For business journalists (and a lot of others), the stock market is like the Oracle of Delphi: supernaturally inspired, but you can’t always tell what it means.
Conventional wisdom is that in times of crisis, consumers turn to center-store staples, especially comfort foods. Sales figures seem to be bearing that out for the coronavirus scare. Sales of items like Spam, Oreo cookies and canned tuna fish are all up; Mondelēz International and others are hiring workers. (I hope at least some of them are former restaurant workers and others who lost jobs because of the coronacrisis.)
On the other hand, some of those sales figures look a little, shall we say, context-challenged. For instance, sales of oat milk were up 347% year-over-year for the first week of March, which sounds impressive until you ask yourself: How many people were buying that stuff in the first place?

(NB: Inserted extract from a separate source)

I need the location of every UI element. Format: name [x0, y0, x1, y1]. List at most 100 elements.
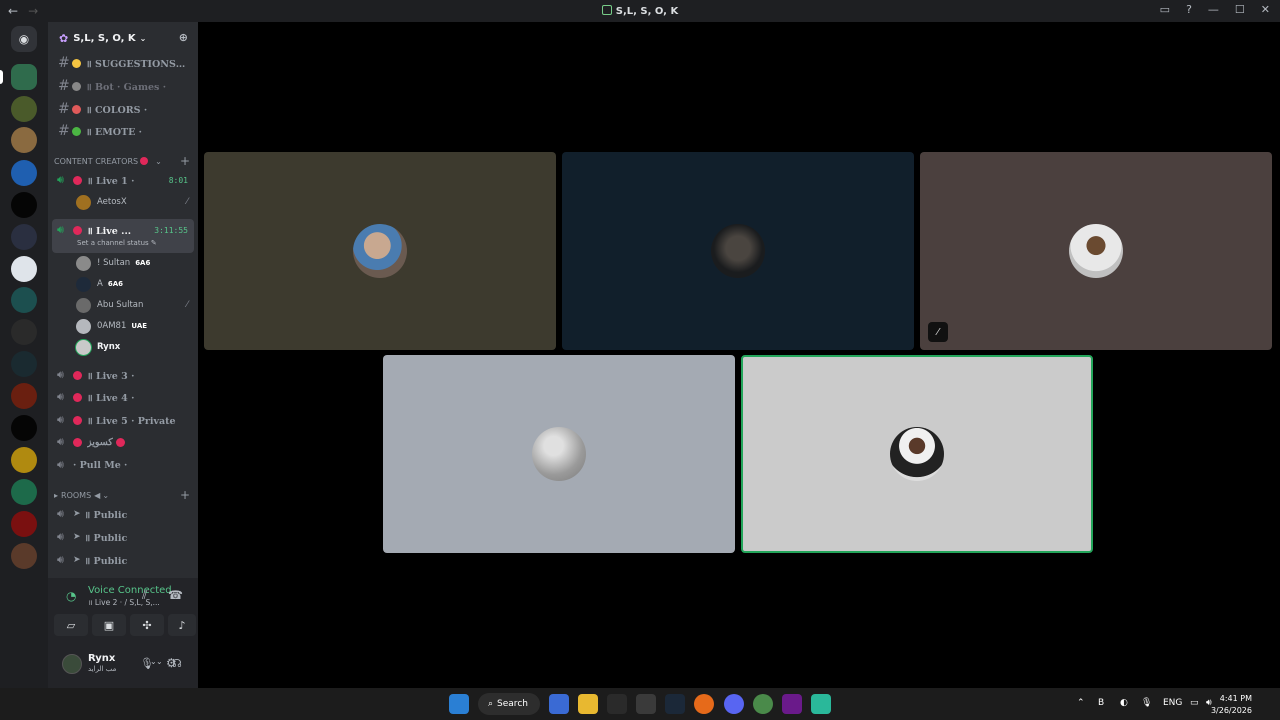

So I consulted the Oracle of Wall Street, looking at stock prices for the top half-dozen center-store processors on Food Processing’s Top 100 list. I tracked the price for March 2, the peak during the month, and the price as of this afternoon (March 25). What I found was, in every case but the first, a surge and then a fall:
COMPANY |
MARCH 2 |
PEAK |
CURRENT (MARCH 25) |
Kraft Heinz |
26.07 |
26.07 |
23.68 |
General Mills |
51.41 |
59.67 |
48.45 |
Conagra Brands |
28.24 |
29.80 |
25.95 |
Hormel Foods |
43.19 |
48.53 |
42.10 |
Kellogg Co. |
60.47 |
69.22 |
57.00 |
J.M. Smucker Co. |
106.74 |
118.86 |
104.87 |
My guess is that the market reacted to the surge in grocery staple purchases by nervous consumers, but then the general downward pull of the market swamped those gains.
But, as they say, your guess is as good as mine.